The October jobs report was strong. Payrolls shot up 531,000 and the unemployment rate fell to 4.6%, the lowest since the pandemic began.
The reaction from economists and labor-market observers was mostly hopeful.
“This is the kind of recovery we can get when we are not sidelined by a surge in COVID cases,” Indeed's economic research director Nick Bunker said. "If that metric were to grow at its recent pace, it would hit its pre-pandemic level by next fall.”
Healing from the coronavirus impact continued, as the hospitality and leisure sector saw solid growth.

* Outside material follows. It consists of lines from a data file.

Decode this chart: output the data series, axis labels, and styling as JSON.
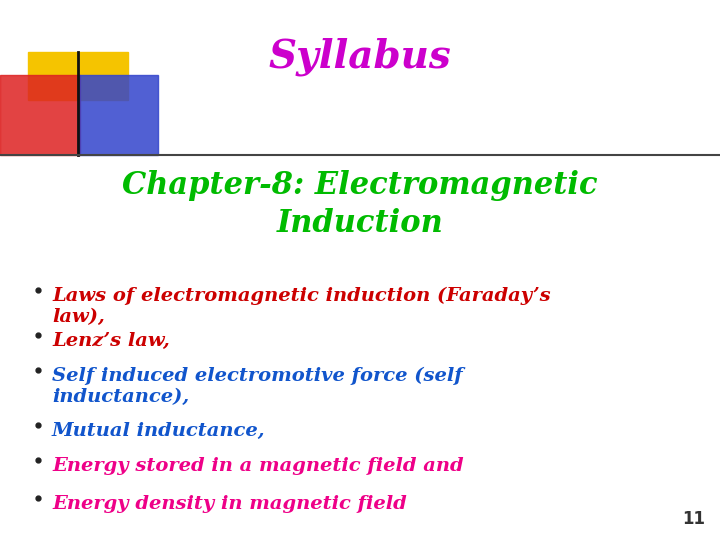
{
  "title": "Syllabus",
  "title_color": "#cc00cc",
  "chapter_line1": "Chapter-8: Electromagnetic",
  "chapter_line2": "Induction",
  "chapter_color": "#00bb00",
  "bullet_items": [
    {
      "text": "Laws of electromagnetic induction (Faraday’s\nlaw),",
      "color": "#cc0000"
    },
    {
      "text": "Lenz’s law,",
      "color": "#cc0000"
    },
    {
      "text": "Self induced electromotive force (self\ninductance),",
      "color": "#1155cc"
    },
    {
      "text": "Mutual inductance,",
      "color": "#1155cc"
    },
    {
      "text": "Energy stored in a magnetic field and",
      "color": "#ee0088"
    }
  ],
  "partial_item": "Energy density in magnetic field",
  "partial_color": "#ee0088",
  "page_number": "11",
  "bg_color": "#ffffff",
  "line_color": "#444444",
  "title_fontsize": 28,
  "chapter_fontsize": 22,
  "bullet_fontsize": 14
}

Every time a spike in cases occurred, this industry suffered.
Bunker pointed out that total payrolls are still 8% down from pre-pandemic times, but said that “today’s report is a sign that recovery could be closer than many thought.”

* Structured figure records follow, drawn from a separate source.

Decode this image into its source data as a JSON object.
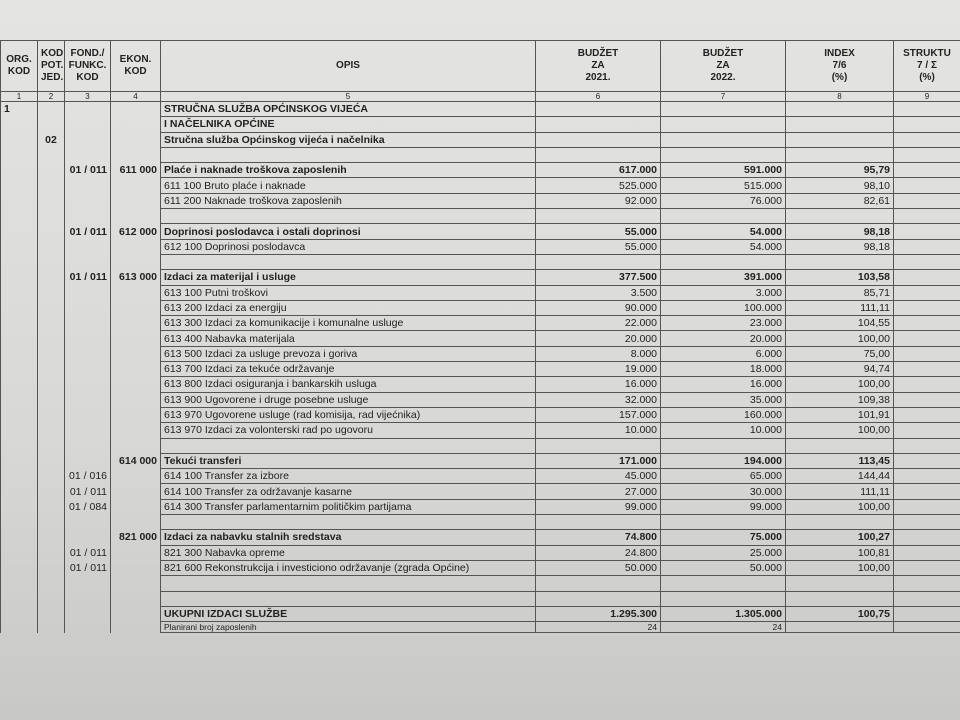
{
  "header": {
    "columns": [
      "ORG.\nKOD",
      "KOD\nPOT.\nJED.",
      "FOND./\nFUNKC.\nKOD",
      "EKON.\nKOD",
      "OPIS",
      "BUDŽET\nZA\n2021.",
      "BUDŽET\nZA\n2022.",
      "INDEX\n7/6\n(%)",
      "STRUKTU\n7 / Σ\n(%)"
    ],
    "numbers": [
      1,
      2,
      3,
      4,
      5,
      6,
      7,
      8,
      9
    ]
  },
  "table": {
    "rows": [
      {
        "org": "1",
        "opis": "STRUČNA SLUŽBA OPĆINSKOG VIJEĆA",
        "bold": true
      },
      {
        "opis": "I NAČELNIKA OPĆINE",
        "bold": true
      },
      {
        "pot": "02",
        "opis": "Stručna služba Općinskog vijeća  i načelnika",
        "bold": true
      },
      {},
      {
        "fond": "01 / 011",
        "ekon": "611 000",
        "opis": "Plaće i naknade troškova zaposlenih",
        "b21": "617.000",
        "b22": "591.000",
        "idx": "95,79",
        "bold": true
      },
      {
        "opis": "611 100 Bruto plaće i naknade",
        "b21": "525.000",
        "b22": "515.000",
        "idx": "98,10"
      },
      {
        "opis": "611 200 Naknade troškova zaposlenih",
        "b21": "92.000",
        "b22": "76.000",
        "idx": "82,61"
      },
      {},
      {
        "fond": "01 / 011",
        "ekon": "612 000",
        "opis": "Doprinosi poslodavca i ostali doprinosi",
        "b21": "55.000",
        "b22": "54.000",
        "idx": "98,18",
        "bold": true
      },
      {
        "opis": "612 100 Doprinosi poslodavca",
        "b21": "55.000",
        "b22": "54.000",
        "idx": "98,18"
      },
      {},
      {
        "fond": "01 / 011",
        "ekon": "613 000",
        "opis": "Izdaci za materijal i usluge",
        "b21": "377.500",
        "b22": "391.000",
        "idx": "103,58",
        "bold": true
      },
      {
        "opis": "613 100 Putni troškovi",
        "b21": "3.500",
        "b22": "3.000",
        "idx": "85,71"
      },
      {
        "opis": "613 200 Izdaci za energiju",
        "b21": "90.000",
        "b22": "100.000",
        "idx": "111,11"
      },
      {
        "opis": "613 300 Izdaci za komunikacije i komunalne usluge",
        "b21": "22.000",
        "b22": "23.000",
        "idx": "104,55"
      },
      {
        "opis": "613 400 Nabavka materijala",
        "b21": "20.000",
        "b22": "20.000",
        "idx": "100,00"
      },
      {
        "opis": "613 500 Izdaci za usluge prevoza i goriva",
        "b21": "8.000",
        "b22": "6.000",
        "idx": "75,00"
      },
      {
        "opis": "613 700 Izdaci za tekuće održavanje",
        "b21": "19.000",
        "b22": "18.000",
        "idx": "94,74"
      },
      {
        "opis": "613 800 Izdaci osiguranja i bankarskih usluga",
        "b21": "16.000",
        "b22": "16.000",
        "idx": "100,00"
      },
      {
        "opis": "613 900 Ugovorene i druge posebne usluge",
        "b21": "32.000",
        "b22": "35.000",
        "idx": "109,38"
      },
      {
        "opis": "613 970 Ugovorene usluge (rad komisija, rad vijećnika)",
        "b21": "157.000",
        "b22": "160.000",
        "idx": "101,91"
      },
      {
        "opis": "613 970 Izdaci za volonterski rad po ugovoru",
        "b21": "10.000",
        "b22": "10.000",
        "idx": "100,00"
      },
      {},
      {
        "ekon": "614 000",
        "opis": "Tekući transferi",
        "b21": "171.000",
        "b22": "194.000",
        "idx": "113,45",
        "bold": true
      },
      {
        "fond": "01 / 016",
        "opis": "614 100 Transfer za izbore",
        "b21": "45.000",
        "b22": "65.000",
        "idx": "144,44"
      },
      {
        "fond": "01 / 011",
        "opis": "614 100 Transfer za održavanje kasarne",
        "b21": "27.000",
        "b22": "30.000",
        "idx": "111,11"
      },
      {
        "fond": "01 / 084",
        "opis": "614 300 Transfer parlamentarnim političkim partijama",
        "b21": "99.000",
        "b22": "99.000",
        "idx": "100,00"
      },
      {},
      {
        "ekon": "821 000",
        "opis": "Izdaci za nabavku stalnih sredstava",
        "b21": "74.800",
        "b22": "75.000",
        "idx": "100,27",
        "bold": true
      },
      {
        "fond": "01 / 011",
        "opis": "821 300 Nabavka opreme",
        "b21": "24.800",
        "b22": "25.000",
        "idx": "100,81"
      },
      {
        "fond": "01 / 011",
        "opis": "821 600 Rekonstrukcija i investiciono održavanje (zgrada Općine)",
        "b21": "50.000",
        "b22": "50.000",
        "idx": "100,00"
      },
      {},
      {},
      {
        "opis": "UKUPNI IZDACI SLUŽBE",
        "b21": "1.295.300",
        "b22": "1.305.000",
        "idx": "100,75",
        "bold": true
      },
      {
        "opis": "Planirani broj zaposlenih",
        "b21": "24",
        "b22": "24",
        "small": true
      }
    ]
  }
}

Pretty good, but more upside on the table
As ING’s James Knightley put it, “decent US jobs growth, but it should be so much better,” noting a "sense of mild disappointment.”
Bank of America’s US economists said much the same, and added another dose of caution to the well-received news, reminding clients of the still challenging situation, especially with the labor participation rate.
“The ongoing decline in the unemployment rate and strong wage growth suggest labor market slack is diminishing rapidly,” analysts wrote. “That said, there are still 4.2 million fewer people employed today than in February 2020 and the labor force participation rate was unchanged at 61.6%.”
That stagnant participation rate, they added, stems from a surge in retirements (“The Great Resignation”) and concern over Covid, as well as the continued issue of childcare. The participation rate for prime age workers (25-54) is still under its pre-pandemic level (81.7% to 83.0%), a bit of labor market slack that Fed Chair Jerome Powell mentioned at the Federal Open Market Committee meeting this week.
Even the rise in wage growth wasn’t enough to change this supply issue, BofA analysts added.
Hourly wages rose 0.4% compared to September, for a 4.9% year-over-year growth, a trend of rising wage growth Oxford Economics call “The Great Negotiation.”
Knightly said wages have further to climb: “Pay will have to be bid higher, with those cost increases likely passed onto consumers.”
The good news for bulls is that this strong performance — as the market sees it — could have solid follow-ups.
That slack of under-utilized prime-aged workers is also an opportunity. ZipRecruiter's chief economist Julia Pollak said there's still "more fuel in the tank" and 5 million or more workers could come back. “If pandemic conditions continue to improve, and the unemployment rate continues to fall, we could see large numbers return, easing labor shortages and hiring constraints,” she said.
Oxford Economics analysts said this report was like clouds dissipating, and agreed with Pollak’s estimate that if the Covid situation continues to improve — Pfizer (PFE) just announced a new therapy it says is effective — job growth should be at a “cruising speed of +400k to +600k per month into 2022.”
By the second half of 2022, analysts added, we could get to pre-pandemic levels of labor force participation and the unemployment rate could dip under 4% at the end of 2022.
Commonwealth Financial Network's head of portfolio management, Peter Essele, said this suggests a "possibility that the Santa Claus rally could be one of the strongest in recent memory."